The anchors sourceIndex property would be 5. The <HTML> element would be 0, the <HEAD> element 1, the <TITLE> element 2 etc.

NOTE : Internet Explorer 4.0 inserts <HTML>, <TITLE>, <HEAD> and <BODY> into the sourceIndex array and All collection regardless of whether they existed in the document or not. Also, <TBODY> elements are inserted after any <TABLE> elements (if no <TBODY> element is set). So, if the above document were modified to :

. . .
<P>
<TABLE>
<TR><TD>
Here's some text, <A HREF="other_page.html">Here's a link</A>
</TD></TR>
</TABLE>
. . .

then the anchors sourceIndex property would be 9 (instead of 8 as expected). The sourceIndex property is read-only.

style
The style property reflects any stylings that the referenced element may have.
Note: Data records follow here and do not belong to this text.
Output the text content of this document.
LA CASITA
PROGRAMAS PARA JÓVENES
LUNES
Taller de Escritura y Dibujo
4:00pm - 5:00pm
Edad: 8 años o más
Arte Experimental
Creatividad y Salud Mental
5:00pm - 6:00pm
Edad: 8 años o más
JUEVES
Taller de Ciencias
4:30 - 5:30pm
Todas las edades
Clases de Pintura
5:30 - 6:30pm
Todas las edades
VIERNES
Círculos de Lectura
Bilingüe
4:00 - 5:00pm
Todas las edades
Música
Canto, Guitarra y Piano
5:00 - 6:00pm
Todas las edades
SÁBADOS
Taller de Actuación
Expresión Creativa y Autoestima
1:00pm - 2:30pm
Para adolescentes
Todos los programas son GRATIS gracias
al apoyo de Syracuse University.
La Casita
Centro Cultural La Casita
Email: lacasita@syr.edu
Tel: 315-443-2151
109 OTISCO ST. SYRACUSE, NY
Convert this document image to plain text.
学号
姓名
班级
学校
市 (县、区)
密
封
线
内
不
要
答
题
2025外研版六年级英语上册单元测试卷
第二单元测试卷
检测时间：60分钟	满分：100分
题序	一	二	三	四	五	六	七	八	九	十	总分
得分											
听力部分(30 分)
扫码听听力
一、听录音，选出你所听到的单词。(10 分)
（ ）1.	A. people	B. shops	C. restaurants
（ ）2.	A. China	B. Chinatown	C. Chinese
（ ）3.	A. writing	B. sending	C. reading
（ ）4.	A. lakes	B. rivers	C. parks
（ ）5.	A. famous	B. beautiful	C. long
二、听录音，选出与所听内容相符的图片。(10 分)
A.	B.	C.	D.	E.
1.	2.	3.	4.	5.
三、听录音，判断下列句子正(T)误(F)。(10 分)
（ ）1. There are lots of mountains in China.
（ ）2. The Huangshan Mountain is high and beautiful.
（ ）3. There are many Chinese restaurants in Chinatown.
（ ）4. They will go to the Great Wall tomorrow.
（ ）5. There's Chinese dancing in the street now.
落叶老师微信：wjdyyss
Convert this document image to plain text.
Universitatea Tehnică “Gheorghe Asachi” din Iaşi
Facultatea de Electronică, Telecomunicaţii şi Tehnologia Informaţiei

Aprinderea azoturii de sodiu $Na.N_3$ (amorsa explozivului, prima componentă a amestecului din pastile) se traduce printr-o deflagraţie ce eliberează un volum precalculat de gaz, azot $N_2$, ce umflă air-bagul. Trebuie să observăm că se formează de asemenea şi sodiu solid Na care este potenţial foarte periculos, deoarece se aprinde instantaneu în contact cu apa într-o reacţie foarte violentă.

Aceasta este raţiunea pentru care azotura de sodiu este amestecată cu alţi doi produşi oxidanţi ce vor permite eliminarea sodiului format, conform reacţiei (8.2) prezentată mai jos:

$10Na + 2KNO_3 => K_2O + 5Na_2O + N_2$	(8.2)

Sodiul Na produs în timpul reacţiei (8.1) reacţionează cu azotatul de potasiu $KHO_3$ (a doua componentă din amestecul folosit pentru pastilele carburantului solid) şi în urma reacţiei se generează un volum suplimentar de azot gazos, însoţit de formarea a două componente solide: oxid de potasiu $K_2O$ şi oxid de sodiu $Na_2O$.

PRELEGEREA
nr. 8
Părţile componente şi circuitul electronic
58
Internet Explorer 4.0 only reflects in-line stylings, included using the STYLE attribute in the opening element and not those attached to an element via a style sheet (within the document, or external).
The style property actually returns a reference to a Style object for the referenced element, whose properties and methods can then be manipulated or invoked. See the Style Object topic for more details.

tagName
The tagName property reflects the actual element name. For example, for anchors, their tagName property is A, <TABLE> returns TABLE etc. The tagName property is read-only and would prove useful for determining a particular element through its sourceIndex property, or its position in the All collection.

title
The title attribute reflects the referenced elements TITLE attribute setting (if set). TITLE attribute values are generally used (in Internet Explorer 4.0) as ToolTips, displayed when the mouse passes over the particular element. It is possible to dynamically change the title property through scripting.